About 600 employees of Microsoft Corp.'s video game maker Activision Publishing have unionized, forming the largest video game union in the United States, the Communications Workers of America announced Friday. Microsoft recognized the union after the vote count was finalized.
The employees work in quality assurance, testing Activision games for bugs, glitches and other flaws, and 390 of them voted to unionize, while eight voted against it, the union said. Ta. About 200 workers did not vote.
In October, Microsoft acquired Activision Blizzard, the maker of blockbuster titles such as Call of Duty, for $69 billion. As part of a long-running effort to get regulators to approve the deal, Microsoft signed an industry-first agreement to remain neutral if workers want to unionize with CWA.
Managers are trained not to express opinions on whether unionization is good or bad, and CWA says Activision management supports the agreement and does not interfere with worker organizing efforts. Ta.
“Organizationally, this was a huge blessing,” said Kara Fannon, a union organizing committee member who works at Activision near Minneapolis. “It helped a lot of people who were concerned about union busting and possible retaliation.”
The new union will be Activision's first since the agreement went into effect.
“Microsoft's selection strengthens the company's culture and customer service capabilities and should serve as an example for the industry,” CWA President Claude Cummings Jr. said in a statement.
The largest group of employees is in Minnesota, but the union also includes offices in Texas and California.

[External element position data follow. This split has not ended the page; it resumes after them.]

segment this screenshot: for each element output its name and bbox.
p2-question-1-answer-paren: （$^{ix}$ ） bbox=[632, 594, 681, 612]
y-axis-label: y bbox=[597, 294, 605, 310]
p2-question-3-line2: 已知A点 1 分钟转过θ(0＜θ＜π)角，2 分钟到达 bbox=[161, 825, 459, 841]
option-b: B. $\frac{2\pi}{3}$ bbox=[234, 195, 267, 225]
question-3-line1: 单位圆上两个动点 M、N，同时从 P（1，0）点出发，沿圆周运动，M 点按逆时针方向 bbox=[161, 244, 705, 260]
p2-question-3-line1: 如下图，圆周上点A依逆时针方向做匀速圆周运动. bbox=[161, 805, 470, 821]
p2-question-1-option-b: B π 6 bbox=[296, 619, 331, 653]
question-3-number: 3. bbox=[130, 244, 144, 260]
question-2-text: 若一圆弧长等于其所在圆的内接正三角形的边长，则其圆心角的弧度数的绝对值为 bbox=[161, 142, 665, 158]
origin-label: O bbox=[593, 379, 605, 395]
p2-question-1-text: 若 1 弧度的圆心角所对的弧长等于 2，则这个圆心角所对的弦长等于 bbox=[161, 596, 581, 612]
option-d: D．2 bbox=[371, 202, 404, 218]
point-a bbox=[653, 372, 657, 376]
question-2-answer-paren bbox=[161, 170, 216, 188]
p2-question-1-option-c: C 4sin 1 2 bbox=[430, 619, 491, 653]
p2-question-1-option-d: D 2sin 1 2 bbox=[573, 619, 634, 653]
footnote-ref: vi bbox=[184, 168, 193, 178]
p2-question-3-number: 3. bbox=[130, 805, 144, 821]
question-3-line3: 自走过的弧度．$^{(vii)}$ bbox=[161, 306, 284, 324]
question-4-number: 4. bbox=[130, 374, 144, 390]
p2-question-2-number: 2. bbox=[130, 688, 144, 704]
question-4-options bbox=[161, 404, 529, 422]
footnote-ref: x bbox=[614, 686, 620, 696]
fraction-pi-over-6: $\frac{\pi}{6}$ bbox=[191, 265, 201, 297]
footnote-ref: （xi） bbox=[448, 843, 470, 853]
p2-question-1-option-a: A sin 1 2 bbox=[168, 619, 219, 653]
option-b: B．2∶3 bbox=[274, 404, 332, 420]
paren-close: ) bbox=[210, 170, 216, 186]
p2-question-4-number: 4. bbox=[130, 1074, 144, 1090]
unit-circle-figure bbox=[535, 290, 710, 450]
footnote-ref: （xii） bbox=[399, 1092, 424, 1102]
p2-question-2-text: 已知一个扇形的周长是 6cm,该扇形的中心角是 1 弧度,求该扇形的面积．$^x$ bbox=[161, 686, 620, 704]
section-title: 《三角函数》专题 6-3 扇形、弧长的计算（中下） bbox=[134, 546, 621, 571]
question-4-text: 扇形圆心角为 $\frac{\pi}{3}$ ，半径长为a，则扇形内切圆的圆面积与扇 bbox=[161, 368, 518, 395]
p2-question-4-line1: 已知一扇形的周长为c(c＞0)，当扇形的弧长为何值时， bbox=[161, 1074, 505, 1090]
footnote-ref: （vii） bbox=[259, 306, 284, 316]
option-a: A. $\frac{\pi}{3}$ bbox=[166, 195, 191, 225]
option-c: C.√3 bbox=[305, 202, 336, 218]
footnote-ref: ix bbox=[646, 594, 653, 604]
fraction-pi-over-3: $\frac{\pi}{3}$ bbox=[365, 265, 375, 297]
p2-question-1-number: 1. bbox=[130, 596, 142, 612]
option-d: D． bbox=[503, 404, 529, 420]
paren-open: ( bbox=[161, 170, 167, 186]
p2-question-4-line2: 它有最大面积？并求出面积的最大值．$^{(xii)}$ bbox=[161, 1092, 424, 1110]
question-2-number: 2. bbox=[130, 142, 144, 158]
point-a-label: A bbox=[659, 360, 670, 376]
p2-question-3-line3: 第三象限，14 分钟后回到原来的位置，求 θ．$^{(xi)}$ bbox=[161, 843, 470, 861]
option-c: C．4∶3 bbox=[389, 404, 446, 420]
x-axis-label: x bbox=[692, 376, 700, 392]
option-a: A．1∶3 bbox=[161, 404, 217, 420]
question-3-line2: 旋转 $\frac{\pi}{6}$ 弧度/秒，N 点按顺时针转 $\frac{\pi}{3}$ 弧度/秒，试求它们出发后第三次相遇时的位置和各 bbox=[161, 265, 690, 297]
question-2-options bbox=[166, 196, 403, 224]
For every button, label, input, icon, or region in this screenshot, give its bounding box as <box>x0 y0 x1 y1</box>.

The union's hopes include negotiating higher wages, improving job security and providing more advancement opportunities for quality assurance testers, who hold some of the lowest-paid jobs in game development.

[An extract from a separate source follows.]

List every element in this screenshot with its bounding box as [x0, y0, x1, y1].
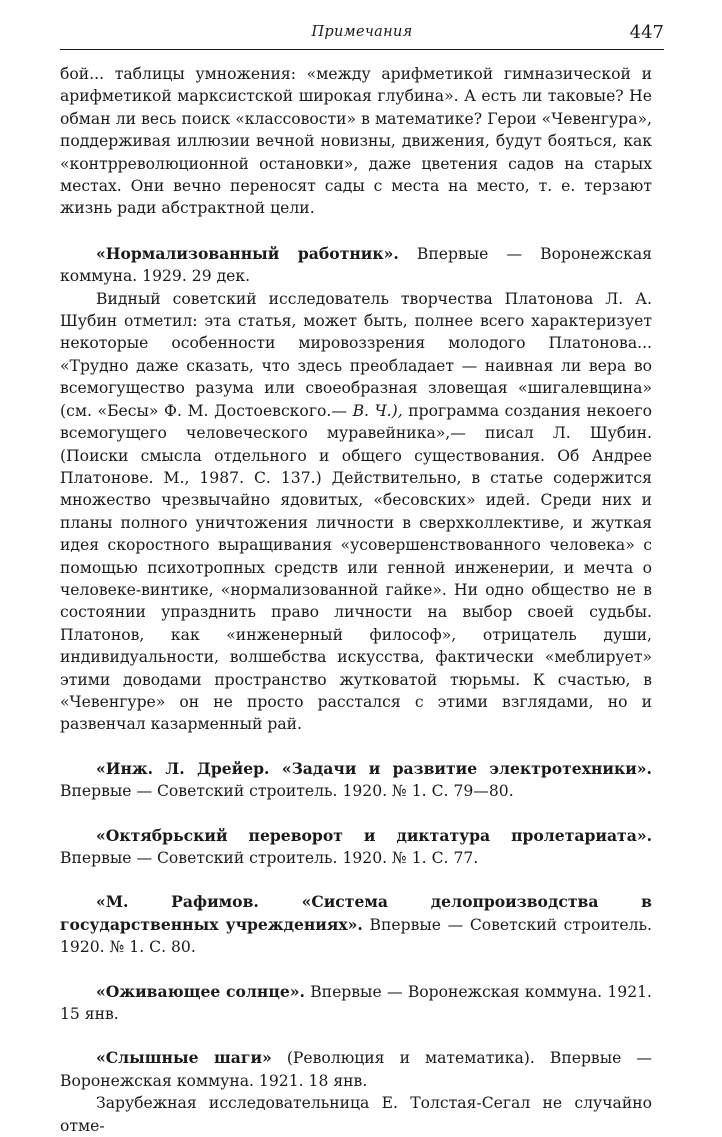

The agreement also meant that workers could avoid the lengthy and contentious process of petitioning the National Labor Relations Board for an election. Instead, it's a quick process for workers to express support for or opposition to the union by signing a union recognition card or voting privately online at a portal that opened on February 22 and closes Thursday afternoon. It was adopted. Independent adjudicator Fred Horowitz verified the results.
After the votes were counted, Amy Panoni, Microsoft's deputy general counsel, said in a statement that the company looks forward to “continuing positive labor relations” and named CWA as “Activision Publishing's core quality bargaining representative.” He said he was aware of it. Guaranteed Employee. ”
Employees have been organizing at Activision since at least 2021, when employees across the company went on strike after a California civil rights agency accused the company of sexual misconduct in the workplace. . (The company settled the lawsuit on narrower grounds last year.) Over time, worker organizing focused on forming a union with support from the CWA.
Workers also saw a successful unionization effort last year at video game company ZeniMax Media, also owned by Microsoft. ZeniMax Media has extended its neutrality agreement to include other video game studios it owns. In January 2023, about 300 employees at ZeniMax, the company Bethesda Game Studios produces such hit titles as The Elder Scrolls, voted to form a union through a new, expedited process.
Following Friday's results, the CWA now represents more than 1,000 video game employees at Microsoft.
For more than a year, the video game industry has been disrupted by a wave of layoffs and other cost-cutting measures. Even before Microsoft cut 1,900 jobs in its video game division in January, including numerous layoffs at Activision, Fanon said workers were in the market for stronger layoff protections, including improved severance benefits. He said it was a common concern.